Derval Dasilio disse:
Fui convidado para pregar na IPU-Maruípe, neste domingo (2o. do Tempo Comum depois da Epifania). O texto, adaptado para o púlpito, ficou assim:
VOCAÇÕES QUE CHAMAM A ATENÇÃO
(João 1,43-51) O que buscam vocês na vida? Venham, vejam um caminho de salvação.
Discípulos de João escutam-no expressar-se sobre Jesus. O diálogo que se entabula entre os “vocacionados” e Jesus é significativo: – “Que buscais na vida?”; e eles: “E tu, Mestre, onde e do que vives?”; “Venham e verão” (35-36; 39). E Jesus vai nos mostrar que o ideal da “boa vida”, felicidade, oferecida aos jovens paralisa-os num estado de ansiedade permanente, responsável, em grande parte, pela incapacidade que têm de olhar para outra coisa que não a si mesmos, seus corpos, roupas, calçados, celulares classudos… (começou o BBB/2012 – transmissão 24 hs/dia /Multishow).
• A rede de atendimento aos “famintos de felicidade” tornou-se um negócio rendoso, e os usuários, para mantê-la, exigem mais exploração daqueles que já são super-explorados. Ecstasy, viagra e fast-food são símbolos da excitação permanente em que se mantêm os jovens. Que há uma expressiva multidão de “especialistas” em “felicidade religiosa”, sexual, amorosa e química que, em coro, propagam e reforçam na mídia o mito da salvação individual, num Brasil moderno, informatizado, liberalizado eticamente e com todos os problemas resolvidos, de antemão, pelas leis do mercado (cartão de crédito, etc.).
• Há receitas e locais de aviamento para quem quiser. Notória, a cultura narcísica no Brasil, “acha” o país o melhor do mundo: nossa comida, nosso futebol, nossas praias lindas; nossas mulheres… Nosso cachorro é o mais manso, nosso gato tem o pelo mais macio, nosso passarinho canta mais bonito, e agora nos faz arrotar como potência econômica entre o cinco maiores do mundo. Tudo isso fez com que os afortunados se apaixonassem pelo lixo e as inutilidades que produzem, tornando-se seus cúmplices e reféns.
Criou-se um círculo vicioso, onde a demanda por cuidados com a juventude, a beleza, a forma física, a realização sexual e o bem-estar perene, substituem vocações para a vida cidadã, responsabilidade social e solidariedade. Nutre-se da miséria econômica dos mais pobres, ou remediados, e alimenta-se da miséria psíquica dos ricos. Além do mais, paralelamente à inibição da esfera pública, procura-se a “felicidade de shopping-center” (Jurandyr Freire).
Não contam para esta sociedade, que cada vez mais se parece com as do mundo chamado desenvolvido, a massa de flanelinhas, pivetes, crackeiros, traficantes de cocaína.

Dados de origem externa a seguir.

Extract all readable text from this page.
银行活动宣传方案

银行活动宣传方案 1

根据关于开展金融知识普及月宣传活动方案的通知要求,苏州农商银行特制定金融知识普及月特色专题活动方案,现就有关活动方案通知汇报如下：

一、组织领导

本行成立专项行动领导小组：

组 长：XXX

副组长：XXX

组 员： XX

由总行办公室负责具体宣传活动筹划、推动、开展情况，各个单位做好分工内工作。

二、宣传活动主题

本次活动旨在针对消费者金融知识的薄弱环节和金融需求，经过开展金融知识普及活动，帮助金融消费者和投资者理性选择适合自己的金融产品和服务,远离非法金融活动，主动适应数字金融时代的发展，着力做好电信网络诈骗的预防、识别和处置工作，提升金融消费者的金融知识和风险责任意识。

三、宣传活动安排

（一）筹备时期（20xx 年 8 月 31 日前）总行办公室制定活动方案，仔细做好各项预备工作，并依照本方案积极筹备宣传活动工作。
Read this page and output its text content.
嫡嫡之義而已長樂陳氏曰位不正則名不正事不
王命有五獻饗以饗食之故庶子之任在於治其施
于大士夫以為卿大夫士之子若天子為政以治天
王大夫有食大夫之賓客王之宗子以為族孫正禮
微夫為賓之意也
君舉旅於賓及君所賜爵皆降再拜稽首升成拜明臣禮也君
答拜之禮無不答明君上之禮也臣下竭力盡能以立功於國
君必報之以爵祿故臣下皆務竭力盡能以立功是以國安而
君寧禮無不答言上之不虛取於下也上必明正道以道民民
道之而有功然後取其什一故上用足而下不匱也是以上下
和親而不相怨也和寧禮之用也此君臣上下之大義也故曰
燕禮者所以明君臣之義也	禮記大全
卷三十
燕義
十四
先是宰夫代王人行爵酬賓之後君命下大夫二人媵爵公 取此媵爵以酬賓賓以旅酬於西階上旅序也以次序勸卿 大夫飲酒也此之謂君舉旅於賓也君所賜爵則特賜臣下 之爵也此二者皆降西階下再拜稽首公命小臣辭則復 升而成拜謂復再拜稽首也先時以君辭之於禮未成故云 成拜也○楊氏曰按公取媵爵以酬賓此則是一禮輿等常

Estes vêem nos ricos apenas consumidores de drogas, e “trabalham” pra valer para atendê-los. Formam-se vocações para assaltantes, estupradores, assassinos gratuitos, à margem e ao mesmo tempo dentro da sociedade que dela parece depender. Chico Buarque ironiza o comportamento desses “agentes do consumo”: “Quando, seu moço/nasceu meu rebento/não era o momento/dele rebentar/já foi nascendo/com cara de fome/e eu não tinha nem nome/pra lhe dar”. Conheço o caso concreto da jovem rica do Leblon, com nome de celebridade, cujos pais vivem a maior parte do tempo na Europa gastando eurodólares; que conhece todos os pontos de venda de droga do Vidigal, e dos inferninhos da zona sul, no Rio.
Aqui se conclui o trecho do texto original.